The award is named after one of the company’s service technicians. On the night he graduated from Universal Technical Institute (UTI), Moroney was killed in a traffic accident.

The 26-year-old technician had only been with the company for just over two years, but he left an indelible impression on the McCarthys and many other employees.

McCarthy said that Moroney was one of those individuals who would help out wherever he could in any way he could. For example, Moroney was known to assist several elderly customers during his off time. This included mowing their lawns and cleaning out their gutters.

Every employee votes on who should receive the recognition. McCarthy and the other owners do not get a say in who wins.

“It never ceases to amaze me every year how close it is,” McCarthy said about the voting.

The winner is then recognized at the Christmas party and their name is added to a plaque with the previous winners.

Employees also support each other throughout the year. This is evident through the company’s “Installation of the Month” award program. A 37-point installation quality audit is performed by the lead installer upon completion of each job. Before and after pictures are attached to the back of the form and is turned in at the end of the day.

The installation coordinator then hangs these forms in the shop area. At the end of the month, all non-installation employees vote for the Installation of the Month. The winning crew splits $100. Each monthly winner is eligible for the “Installation of the Year” contest, which is again voted on by all non-installation employees.
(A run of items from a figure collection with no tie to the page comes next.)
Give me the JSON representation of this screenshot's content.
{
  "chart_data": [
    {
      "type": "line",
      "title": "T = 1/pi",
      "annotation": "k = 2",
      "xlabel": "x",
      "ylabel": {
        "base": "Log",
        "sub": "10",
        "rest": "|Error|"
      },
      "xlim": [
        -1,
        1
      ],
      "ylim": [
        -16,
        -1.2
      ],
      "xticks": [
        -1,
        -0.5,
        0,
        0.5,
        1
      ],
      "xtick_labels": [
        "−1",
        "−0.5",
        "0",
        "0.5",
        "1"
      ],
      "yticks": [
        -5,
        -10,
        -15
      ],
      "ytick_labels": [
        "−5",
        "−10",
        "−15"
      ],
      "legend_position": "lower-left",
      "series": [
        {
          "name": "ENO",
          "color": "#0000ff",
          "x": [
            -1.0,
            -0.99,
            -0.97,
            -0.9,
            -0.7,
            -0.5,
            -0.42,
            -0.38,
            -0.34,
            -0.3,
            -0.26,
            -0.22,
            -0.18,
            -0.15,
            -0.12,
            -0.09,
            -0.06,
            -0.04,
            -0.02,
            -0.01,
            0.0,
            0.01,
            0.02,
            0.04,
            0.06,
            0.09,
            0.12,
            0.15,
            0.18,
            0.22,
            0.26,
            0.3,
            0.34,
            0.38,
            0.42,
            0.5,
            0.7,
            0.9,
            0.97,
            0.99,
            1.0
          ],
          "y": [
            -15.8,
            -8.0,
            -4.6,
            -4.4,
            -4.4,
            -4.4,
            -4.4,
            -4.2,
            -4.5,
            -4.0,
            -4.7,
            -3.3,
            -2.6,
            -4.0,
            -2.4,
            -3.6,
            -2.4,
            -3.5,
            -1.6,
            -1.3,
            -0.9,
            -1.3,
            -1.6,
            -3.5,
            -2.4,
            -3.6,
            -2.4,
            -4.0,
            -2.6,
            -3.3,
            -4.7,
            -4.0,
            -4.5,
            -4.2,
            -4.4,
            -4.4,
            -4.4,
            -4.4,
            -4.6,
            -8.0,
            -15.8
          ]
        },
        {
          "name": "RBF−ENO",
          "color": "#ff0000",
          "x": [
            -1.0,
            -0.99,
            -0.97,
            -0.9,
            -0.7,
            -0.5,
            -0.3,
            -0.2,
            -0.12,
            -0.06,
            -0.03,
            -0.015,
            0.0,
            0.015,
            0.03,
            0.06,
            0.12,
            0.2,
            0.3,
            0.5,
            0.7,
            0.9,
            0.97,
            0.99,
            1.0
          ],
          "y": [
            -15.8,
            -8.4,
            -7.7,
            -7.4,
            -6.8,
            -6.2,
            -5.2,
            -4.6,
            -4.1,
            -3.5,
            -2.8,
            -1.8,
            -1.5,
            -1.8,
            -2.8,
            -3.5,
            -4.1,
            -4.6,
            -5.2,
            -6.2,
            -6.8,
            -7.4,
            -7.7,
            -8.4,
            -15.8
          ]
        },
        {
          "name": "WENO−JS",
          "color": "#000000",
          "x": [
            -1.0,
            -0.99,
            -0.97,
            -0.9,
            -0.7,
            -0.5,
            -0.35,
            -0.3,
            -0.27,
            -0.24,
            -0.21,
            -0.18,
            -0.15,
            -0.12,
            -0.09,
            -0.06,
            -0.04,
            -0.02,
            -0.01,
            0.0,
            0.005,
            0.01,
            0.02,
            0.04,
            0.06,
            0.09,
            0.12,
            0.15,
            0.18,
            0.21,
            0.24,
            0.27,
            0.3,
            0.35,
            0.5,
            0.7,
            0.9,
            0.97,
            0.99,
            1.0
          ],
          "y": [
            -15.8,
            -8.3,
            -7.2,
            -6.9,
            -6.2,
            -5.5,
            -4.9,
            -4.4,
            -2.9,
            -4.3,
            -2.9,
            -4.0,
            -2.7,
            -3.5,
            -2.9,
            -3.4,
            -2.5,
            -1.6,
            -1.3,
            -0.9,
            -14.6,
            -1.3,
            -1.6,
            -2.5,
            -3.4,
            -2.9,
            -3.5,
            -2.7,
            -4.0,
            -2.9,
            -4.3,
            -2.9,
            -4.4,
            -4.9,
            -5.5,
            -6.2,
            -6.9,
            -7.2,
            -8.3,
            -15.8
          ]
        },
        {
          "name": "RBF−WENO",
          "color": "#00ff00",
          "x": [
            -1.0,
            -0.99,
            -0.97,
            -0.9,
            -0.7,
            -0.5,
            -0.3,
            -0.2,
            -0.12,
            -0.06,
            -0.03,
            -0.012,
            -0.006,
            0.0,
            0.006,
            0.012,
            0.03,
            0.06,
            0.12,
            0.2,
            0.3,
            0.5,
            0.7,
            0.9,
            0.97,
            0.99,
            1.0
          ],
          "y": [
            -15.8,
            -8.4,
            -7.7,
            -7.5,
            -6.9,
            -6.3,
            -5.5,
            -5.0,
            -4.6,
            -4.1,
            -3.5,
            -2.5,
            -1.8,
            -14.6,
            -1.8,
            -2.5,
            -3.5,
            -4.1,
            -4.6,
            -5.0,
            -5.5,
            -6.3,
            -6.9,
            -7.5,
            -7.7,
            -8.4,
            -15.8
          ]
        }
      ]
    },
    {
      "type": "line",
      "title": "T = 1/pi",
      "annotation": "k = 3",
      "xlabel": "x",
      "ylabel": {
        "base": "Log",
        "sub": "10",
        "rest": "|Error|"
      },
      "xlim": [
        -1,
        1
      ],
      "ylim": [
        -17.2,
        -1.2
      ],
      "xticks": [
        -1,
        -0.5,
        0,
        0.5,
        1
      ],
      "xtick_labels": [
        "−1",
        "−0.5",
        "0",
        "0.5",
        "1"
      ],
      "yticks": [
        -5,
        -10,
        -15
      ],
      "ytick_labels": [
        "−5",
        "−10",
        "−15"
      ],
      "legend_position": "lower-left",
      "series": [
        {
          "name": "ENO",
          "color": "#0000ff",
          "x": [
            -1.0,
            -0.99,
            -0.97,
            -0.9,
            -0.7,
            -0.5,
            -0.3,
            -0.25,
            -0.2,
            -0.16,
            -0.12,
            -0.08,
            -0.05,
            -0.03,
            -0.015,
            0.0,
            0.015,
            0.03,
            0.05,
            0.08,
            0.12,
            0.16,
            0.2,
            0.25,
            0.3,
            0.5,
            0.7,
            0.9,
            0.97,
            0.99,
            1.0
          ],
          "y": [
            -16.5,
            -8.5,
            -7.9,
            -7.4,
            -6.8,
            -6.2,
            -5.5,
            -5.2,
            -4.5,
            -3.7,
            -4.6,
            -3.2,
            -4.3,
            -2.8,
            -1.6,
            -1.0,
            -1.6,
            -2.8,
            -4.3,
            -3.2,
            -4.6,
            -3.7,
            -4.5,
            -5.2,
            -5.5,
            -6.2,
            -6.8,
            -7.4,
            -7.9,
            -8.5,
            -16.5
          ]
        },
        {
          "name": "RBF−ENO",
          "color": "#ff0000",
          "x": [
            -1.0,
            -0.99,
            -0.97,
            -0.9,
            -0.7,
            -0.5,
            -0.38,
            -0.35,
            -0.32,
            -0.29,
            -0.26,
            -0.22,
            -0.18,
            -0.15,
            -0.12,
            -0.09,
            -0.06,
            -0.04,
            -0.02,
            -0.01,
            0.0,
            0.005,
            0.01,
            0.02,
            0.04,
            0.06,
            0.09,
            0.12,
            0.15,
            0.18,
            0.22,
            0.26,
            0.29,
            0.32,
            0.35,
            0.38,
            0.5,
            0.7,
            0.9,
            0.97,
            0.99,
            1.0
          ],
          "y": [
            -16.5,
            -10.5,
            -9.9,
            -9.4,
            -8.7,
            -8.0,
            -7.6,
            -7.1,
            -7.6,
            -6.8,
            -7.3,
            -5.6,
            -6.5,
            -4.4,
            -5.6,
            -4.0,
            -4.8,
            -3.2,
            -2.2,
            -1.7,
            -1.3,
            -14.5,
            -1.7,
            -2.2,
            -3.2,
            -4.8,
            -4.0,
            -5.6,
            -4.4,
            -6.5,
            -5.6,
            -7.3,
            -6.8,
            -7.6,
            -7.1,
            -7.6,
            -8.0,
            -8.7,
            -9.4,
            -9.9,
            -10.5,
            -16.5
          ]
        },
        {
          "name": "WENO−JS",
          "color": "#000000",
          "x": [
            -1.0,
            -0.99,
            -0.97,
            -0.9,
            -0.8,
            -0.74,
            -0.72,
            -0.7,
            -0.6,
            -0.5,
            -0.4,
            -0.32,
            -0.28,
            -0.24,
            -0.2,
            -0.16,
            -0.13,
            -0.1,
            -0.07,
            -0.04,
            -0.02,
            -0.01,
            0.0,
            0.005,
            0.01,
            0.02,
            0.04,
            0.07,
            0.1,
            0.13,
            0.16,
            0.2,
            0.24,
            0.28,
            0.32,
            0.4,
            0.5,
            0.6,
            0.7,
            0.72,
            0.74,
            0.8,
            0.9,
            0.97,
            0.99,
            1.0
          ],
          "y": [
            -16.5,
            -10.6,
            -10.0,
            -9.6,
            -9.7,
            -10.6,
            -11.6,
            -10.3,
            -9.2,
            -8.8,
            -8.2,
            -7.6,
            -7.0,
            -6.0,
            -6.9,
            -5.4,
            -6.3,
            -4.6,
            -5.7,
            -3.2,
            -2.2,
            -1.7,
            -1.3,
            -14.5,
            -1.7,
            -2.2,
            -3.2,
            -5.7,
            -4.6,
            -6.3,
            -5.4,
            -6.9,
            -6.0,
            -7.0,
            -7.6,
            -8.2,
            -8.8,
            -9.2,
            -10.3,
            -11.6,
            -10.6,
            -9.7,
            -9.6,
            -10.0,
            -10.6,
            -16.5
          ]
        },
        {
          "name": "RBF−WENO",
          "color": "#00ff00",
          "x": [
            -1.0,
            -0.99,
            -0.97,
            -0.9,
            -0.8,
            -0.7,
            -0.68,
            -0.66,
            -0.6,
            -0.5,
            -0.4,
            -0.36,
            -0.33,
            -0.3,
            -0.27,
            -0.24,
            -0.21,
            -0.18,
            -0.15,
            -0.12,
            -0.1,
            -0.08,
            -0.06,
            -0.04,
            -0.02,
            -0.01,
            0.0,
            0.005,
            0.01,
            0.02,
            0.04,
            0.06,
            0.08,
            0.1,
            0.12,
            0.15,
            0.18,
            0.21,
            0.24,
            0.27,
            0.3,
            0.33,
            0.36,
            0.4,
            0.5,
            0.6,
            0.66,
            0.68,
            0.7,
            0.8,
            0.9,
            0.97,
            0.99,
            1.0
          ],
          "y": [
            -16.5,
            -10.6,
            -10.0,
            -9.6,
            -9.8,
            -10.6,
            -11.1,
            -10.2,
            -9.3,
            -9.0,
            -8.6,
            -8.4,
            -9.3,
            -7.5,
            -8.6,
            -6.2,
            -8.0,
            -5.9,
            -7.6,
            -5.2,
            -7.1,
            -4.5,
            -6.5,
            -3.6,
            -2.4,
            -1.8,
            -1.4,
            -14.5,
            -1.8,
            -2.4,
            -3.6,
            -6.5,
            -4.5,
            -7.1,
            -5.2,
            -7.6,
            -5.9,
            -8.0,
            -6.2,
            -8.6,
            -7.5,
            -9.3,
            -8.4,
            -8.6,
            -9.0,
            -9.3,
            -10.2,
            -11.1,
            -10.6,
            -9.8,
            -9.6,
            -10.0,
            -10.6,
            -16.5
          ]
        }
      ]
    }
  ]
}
The winning crew then splits $1,000.

“We pat [our employees] on the back in front of everyone,” said John McCarthy. “But we never embarrass them.”

These kinds of activities have brought the company together and have helped to support the efforts of employees.

“We built this place on integrity,” said John McCarthy. “We listen to our employees and we treat them like family.”

Sidebar: Just The Facts

Name: McCarthy — Heating & Air Conditioning

Owners: John and Mary Kay McCarthy

Locations: Omaha, Neb., and Council Bluffs, Iowa

Years in business: 32

Bulk of market: 100% residential

Total revenue for 2002: $3.6 million

Total employees: 32

Total service technicians and installers: 17

Average hours employees spend in training: 34 per year

Benefits offered beyond medical: Paid vacation, paid training, paid uniforms, paid holidays, commission on maintenance agreements, awards and recognition programs.

The News selected this contractor because: McCarthy — Heating & Air Conditioning promises that its employees will succeed within the business and within the industry by providing them with all the training and tools they need. More importantly, the company promises employees a place where they can grow and recognize their potential in a fair and honest environment.